京城的雪下得极大,马车轮子碾过积雪,发出咯吱咯吱的声响。我裹着粗布棉袄,手指紧紧攥着袖口,目光死死盯着车窗外掠过的街景。
\"娘娘......\"芍药欲言又止,\"咱们还是回宫吧?您这身子......\"
\"闭嘴。\"我冷声打断,\"今日若不见到皇上,我绝不回去。\"
魏丑夫坐在车辕上,背影绷得笔直。我知道他心中不安——若福临知道我私自出宫,还带着七个月的身孕来这种地方,怕是会雷霆震怒。
可我已经顾不得了。
所有人都说皇上去花楼。
可魏丑夫又说皇上是去查案。
到底谁在骗我?
\"春风楼\"三个烫金大字在雪中格外刺眼。
我扶着腰艰难下车,腹中的孩子似乎感受到我的情绪,不安地踢动着。蔷薇连忙撑伞遮住我的脸,低声道:\"娘娘,这种地方污秽,您千金之躯......\"
\"闭嘴。\"我咬着牙,抬步就往里走。
楼内暖香扑面,莺莺燕燕的笑声刺得我耳膜生疼。老鸨扭着腰迎上来,目光在我隆起的腹部一扫,笑容僵在脸上:\"这位夫人......\"
魏丑夫上前一步,一锭银子塞过去:\"找人。\"
我们在二楼雅间一间间找过去。
没有。
没有福临。
没有那个说去花楼寻欢作乐的皇帝。
只有满堂醉醺醺的男客和浓妆艳抹的姑娘。
我站在走廊尽头,浑身发冷。
他真的没来。
所以,他真的是去查案?
所以,这些日子,是我误会了他?
腹中突然一阵尖锐的疼痛,我踉跄了一下,扶住栏杆才没摔倒。
\"娘娘!\"芍药和蔷薇同时惊呼。
回程的马车上,我死死攥着那个油纸包。
堕胎药。
我从药铺买的。
芍药以为那是安胎药,还贴心地帮我收在袖中。
我看着窗外飞掠而过的街景,忽然觉得无比荒谬。历史上四阿哥出生不到一年就夭折,这个孩子从怀上到现在波折不断,或许......本就不该来到这世上?
\"去湖边。\"我忽然开口。
魏丑夫猛地回头:\"娘娘?\"
\"本宫想看看雪景。\"
太液池畔空无一人,厚厚的积雪覆盖着湖面。
我让芍药去马车上取手炉,支开了她和蔷薇。颤抖着打开油纸包,褐色的药粉在雪光下显得格外刺目。
喝了它,一切痛苦就结束了。
再也不用担心福临爱不爱我。
再也不用害怕历史重演。
我捧起一捧雪,正要就着吞药——
\"董鄂宛宛!\"
一道熟悉的声音炸响在身后。
福临披着玄色大氅站在雪地里,脸色比雪还白。他大步冲过来,一把打掉我手中的药包。褐色粉末洒在雪地上,像干涸的血迹。

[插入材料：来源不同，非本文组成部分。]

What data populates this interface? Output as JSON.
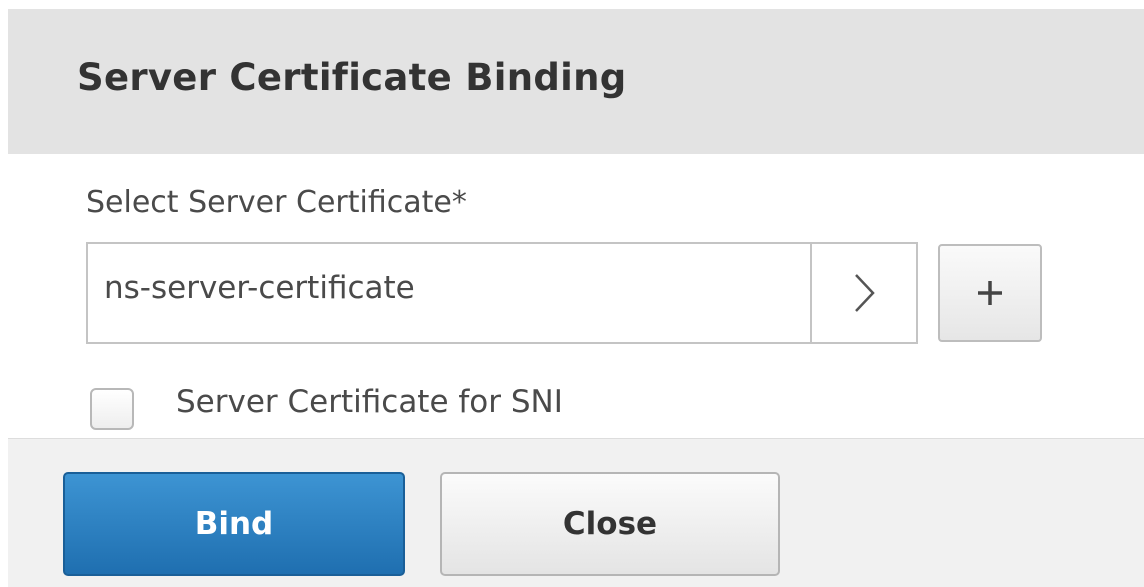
{
  "dialog": {
    "title": "Server Certificate Binding"
  },
  "form": {
    "select_label": "Select Server Certificate*",
    "select_value": "ns-server-certificate",
    "checkbox_label": "Server Certificate for SNI",
    "checkbox_checked": false
  },
  "footer": {
    "bind_label": "Bind",
    "close_label": "Close"
  },
  "colors": {
    "primary": "#2a7fc1",
    "header_bg": "#e3e3e3"
  },
  "icons": {
    "select_arrow": "chevron-right-icon",
    "add": "plus-icon"
  }
}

\"你疯了?!\"他声音发抖,\"这是什么东西?!\"
我抬头看他,突然笑了:\"皇上不是去花楼了吗?怎么有空来管臣妾的死活?\"
他的瞳孔剧烈收缩:\"你......\"
\"我怎么了?\"我猛地提高声音,\"我怀着七个月身孕,听遍全宫的闲言碎语,看尽所有人的怜悯眼神!皇上左一个嫔妃右一个贵人地往宫里抬,我连问一句的资格都没有吗?!\"
福临的脸色变了又变,最终化为一片铁青:\"所以你就要杀了我们的孩子?就因为你心里还装着那个反贼?!\"
\"那你呢?\"我几乎是吼出来的,\"你不是也左一个嫔妃右一个贵人的抬进宫?!\"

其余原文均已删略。